Using (4.26) and (4.27) in (4.25), we have

$$\begin{aligned}& 8F \biggl( \frac{a+b}{2},\frac{c+d}{2} \biggr) G \biggl( \frac{a+b}{2},\frac{c+d}{2} \biggr) \\& \quad \supseteq \frac{2}{(b-a)(d-c)} \int _{a}^{b} \int _{c}^{d}F(x,y)G(x,y)\,dy\,dx \\& \quad \quad {} +\frac{1}{3(d-c)} \int _{c}^{d}F(a,y)G(a,y)\,dy+\frac{1}{3(d-c)}\int _{c}^{d}F(b,y)G(b,y)\,dy \\& \quad \quad {} +\frac{1}{3(b-a)} \int _{a}^{b}F(x,c)G(x,c)\,dx+\frac{1}{3(b-a)}\int _{a}^{b}F(x,d)G(x,d)\,dx \\& \quad \quad {} +\frac{2}{3(d-c)} \int _{c}^{d}F(a,y)G(b,y)\,dy+\frac{2}{3(d-c)}\int _{c}^{d}F(b,y)G(a,y)\,dy \\& \quad \quad {} +\frac{2}{3(b-a)} \int _{a}^{b}F(x,c)G(x,d)\,dx+\frac{2}{3(b-a)}\int _{a}^{b}F(x,d)G(x,c)\,dx \\& \quad \quad {} +\frac{1}{18}P(a,b,c,d)+\frac{1}{9}M(a,b,c,d)+ \frac{2}{9}N(a,b,c,d), \end{aligned}$$
(4.28)

and by using (2.6) for each integral in (4.28), we have our required result. □

Remark 6

If \(\overline{F}=\underline{F}\), then Theorem 9 reduces to [9, Theorem 5].

5 Conclusion

In this study, coordinated convexity for interval-valued functions is introduced, and some new Hermite–Hadamard type inequalities are established.
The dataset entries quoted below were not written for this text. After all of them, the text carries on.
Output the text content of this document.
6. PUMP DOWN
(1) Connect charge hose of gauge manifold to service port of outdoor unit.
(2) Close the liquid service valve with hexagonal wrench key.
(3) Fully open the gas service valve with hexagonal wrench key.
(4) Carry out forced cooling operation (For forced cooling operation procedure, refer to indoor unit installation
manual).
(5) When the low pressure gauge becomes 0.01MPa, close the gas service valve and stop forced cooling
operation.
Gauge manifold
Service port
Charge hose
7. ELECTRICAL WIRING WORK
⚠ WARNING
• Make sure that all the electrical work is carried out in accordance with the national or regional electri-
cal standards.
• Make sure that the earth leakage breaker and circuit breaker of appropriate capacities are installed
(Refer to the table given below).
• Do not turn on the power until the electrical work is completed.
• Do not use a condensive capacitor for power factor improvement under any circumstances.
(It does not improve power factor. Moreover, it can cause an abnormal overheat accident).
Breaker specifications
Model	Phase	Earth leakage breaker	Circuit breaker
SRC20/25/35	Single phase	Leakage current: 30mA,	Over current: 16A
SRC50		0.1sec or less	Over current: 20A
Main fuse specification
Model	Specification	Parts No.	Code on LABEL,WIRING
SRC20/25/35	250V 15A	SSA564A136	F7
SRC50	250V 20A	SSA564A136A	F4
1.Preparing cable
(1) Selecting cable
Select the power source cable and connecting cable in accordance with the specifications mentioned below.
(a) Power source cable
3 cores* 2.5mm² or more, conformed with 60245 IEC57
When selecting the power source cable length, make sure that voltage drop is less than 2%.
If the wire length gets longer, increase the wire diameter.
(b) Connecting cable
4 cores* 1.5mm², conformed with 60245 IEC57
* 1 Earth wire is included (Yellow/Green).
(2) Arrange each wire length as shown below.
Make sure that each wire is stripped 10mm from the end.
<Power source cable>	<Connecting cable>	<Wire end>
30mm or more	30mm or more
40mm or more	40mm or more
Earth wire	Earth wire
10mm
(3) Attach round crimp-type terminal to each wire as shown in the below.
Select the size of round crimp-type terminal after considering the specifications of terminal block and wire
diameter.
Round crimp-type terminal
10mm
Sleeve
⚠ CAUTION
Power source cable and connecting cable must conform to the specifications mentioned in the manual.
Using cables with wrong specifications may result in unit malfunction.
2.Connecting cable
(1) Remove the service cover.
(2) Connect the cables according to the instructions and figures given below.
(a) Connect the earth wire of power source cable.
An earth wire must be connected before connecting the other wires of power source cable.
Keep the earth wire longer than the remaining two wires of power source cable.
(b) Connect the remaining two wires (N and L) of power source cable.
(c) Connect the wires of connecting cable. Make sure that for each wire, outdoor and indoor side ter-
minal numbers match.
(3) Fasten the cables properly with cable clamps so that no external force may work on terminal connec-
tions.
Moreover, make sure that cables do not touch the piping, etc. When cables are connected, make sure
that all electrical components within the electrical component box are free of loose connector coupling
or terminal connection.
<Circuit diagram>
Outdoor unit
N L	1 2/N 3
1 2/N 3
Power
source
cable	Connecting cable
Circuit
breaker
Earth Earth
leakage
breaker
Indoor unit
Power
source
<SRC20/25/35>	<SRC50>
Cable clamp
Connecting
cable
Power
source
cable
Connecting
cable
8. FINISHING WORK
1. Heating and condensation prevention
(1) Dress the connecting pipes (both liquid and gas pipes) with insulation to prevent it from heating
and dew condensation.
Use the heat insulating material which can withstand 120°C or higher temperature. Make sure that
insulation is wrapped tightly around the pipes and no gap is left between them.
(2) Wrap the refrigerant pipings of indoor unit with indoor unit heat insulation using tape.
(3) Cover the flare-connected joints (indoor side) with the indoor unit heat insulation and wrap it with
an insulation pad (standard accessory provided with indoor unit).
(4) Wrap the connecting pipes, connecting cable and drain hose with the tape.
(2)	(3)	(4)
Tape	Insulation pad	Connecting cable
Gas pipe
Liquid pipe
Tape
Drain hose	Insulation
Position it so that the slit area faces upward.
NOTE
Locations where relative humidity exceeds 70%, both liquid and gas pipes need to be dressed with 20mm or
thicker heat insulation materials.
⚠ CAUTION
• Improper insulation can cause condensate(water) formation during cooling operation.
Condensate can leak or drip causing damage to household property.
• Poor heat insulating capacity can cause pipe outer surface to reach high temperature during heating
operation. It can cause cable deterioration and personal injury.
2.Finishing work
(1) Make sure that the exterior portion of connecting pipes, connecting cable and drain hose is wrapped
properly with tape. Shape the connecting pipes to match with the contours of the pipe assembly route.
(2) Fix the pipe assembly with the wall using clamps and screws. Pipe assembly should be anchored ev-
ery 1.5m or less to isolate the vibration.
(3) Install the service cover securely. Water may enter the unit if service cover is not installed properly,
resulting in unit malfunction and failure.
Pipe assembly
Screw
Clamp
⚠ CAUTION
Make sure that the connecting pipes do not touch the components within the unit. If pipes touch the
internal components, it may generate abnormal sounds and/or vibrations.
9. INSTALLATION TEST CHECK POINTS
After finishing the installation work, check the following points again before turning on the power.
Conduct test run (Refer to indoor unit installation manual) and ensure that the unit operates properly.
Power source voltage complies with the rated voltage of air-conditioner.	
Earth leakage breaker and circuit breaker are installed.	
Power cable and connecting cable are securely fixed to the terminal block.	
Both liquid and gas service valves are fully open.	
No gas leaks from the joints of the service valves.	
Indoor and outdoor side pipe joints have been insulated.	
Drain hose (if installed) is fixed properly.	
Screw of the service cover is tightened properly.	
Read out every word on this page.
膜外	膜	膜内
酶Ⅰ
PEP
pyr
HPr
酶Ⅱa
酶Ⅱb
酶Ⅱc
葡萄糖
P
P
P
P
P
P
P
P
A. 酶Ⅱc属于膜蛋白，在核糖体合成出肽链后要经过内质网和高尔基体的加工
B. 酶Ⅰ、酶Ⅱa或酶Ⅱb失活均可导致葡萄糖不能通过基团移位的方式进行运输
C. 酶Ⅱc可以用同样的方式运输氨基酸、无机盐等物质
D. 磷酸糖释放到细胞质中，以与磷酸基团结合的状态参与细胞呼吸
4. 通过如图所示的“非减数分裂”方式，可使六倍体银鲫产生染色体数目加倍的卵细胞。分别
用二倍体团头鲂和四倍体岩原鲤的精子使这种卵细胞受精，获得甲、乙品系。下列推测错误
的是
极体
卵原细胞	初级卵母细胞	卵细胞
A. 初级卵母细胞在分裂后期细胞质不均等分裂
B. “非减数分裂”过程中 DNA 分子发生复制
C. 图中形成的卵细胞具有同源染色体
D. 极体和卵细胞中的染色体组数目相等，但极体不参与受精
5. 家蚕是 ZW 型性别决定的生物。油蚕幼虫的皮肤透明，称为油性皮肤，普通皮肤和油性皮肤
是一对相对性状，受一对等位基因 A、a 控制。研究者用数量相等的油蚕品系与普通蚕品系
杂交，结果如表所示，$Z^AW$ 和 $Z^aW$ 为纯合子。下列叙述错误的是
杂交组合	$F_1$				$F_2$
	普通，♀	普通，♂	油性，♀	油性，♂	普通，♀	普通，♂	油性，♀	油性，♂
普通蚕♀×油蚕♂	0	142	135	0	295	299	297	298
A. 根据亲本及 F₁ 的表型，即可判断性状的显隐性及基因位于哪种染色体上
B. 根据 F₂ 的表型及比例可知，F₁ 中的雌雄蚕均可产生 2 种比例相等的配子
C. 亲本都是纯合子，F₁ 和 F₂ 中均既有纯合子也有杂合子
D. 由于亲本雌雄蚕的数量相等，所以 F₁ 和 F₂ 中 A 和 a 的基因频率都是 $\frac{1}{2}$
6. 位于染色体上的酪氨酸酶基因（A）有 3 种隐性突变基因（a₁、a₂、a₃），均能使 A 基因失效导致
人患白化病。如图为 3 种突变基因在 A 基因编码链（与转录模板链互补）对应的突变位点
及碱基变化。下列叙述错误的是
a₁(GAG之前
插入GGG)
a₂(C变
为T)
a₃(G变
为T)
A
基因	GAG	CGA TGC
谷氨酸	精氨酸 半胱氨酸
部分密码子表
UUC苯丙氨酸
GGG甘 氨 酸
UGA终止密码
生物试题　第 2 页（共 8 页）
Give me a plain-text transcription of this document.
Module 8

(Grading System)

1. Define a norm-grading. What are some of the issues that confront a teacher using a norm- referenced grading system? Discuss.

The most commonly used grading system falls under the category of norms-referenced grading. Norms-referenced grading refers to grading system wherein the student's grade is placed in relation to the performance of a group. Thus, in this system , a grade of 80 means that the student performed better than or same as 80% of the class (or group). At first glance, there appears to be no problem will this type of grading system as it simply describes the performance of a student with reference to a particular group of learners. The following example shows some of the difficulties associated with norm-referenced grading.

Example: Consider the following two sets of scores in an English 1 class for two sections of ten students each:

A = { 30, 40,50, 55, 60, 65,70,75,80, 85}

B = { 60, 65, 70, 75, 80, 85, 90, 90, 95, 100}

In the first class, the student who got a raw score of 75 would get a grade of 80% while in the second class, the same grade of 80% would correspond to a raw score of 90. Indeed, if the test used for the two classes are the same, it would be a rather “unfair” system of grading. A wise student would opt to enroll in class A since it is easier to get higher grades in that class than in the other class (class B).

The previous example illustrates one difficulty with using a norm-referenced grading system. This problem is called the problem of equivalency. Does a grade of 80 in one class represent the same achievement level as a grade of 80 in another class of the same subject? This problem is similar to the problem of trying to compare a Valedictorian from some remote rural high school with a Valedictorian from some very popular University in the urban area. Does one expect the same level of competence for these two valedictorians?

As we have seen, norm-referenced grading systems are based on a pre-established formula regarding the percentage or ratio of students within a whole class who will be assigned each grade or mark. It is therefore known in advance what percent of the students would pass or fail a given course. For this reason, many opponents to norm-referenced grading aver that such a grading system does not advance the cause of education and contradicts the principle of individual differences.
It is also shown that the results derived in this article are the potential generalization of the existing comparable results in the literature. As future directions, one may find similar inequalities through different types of convexities.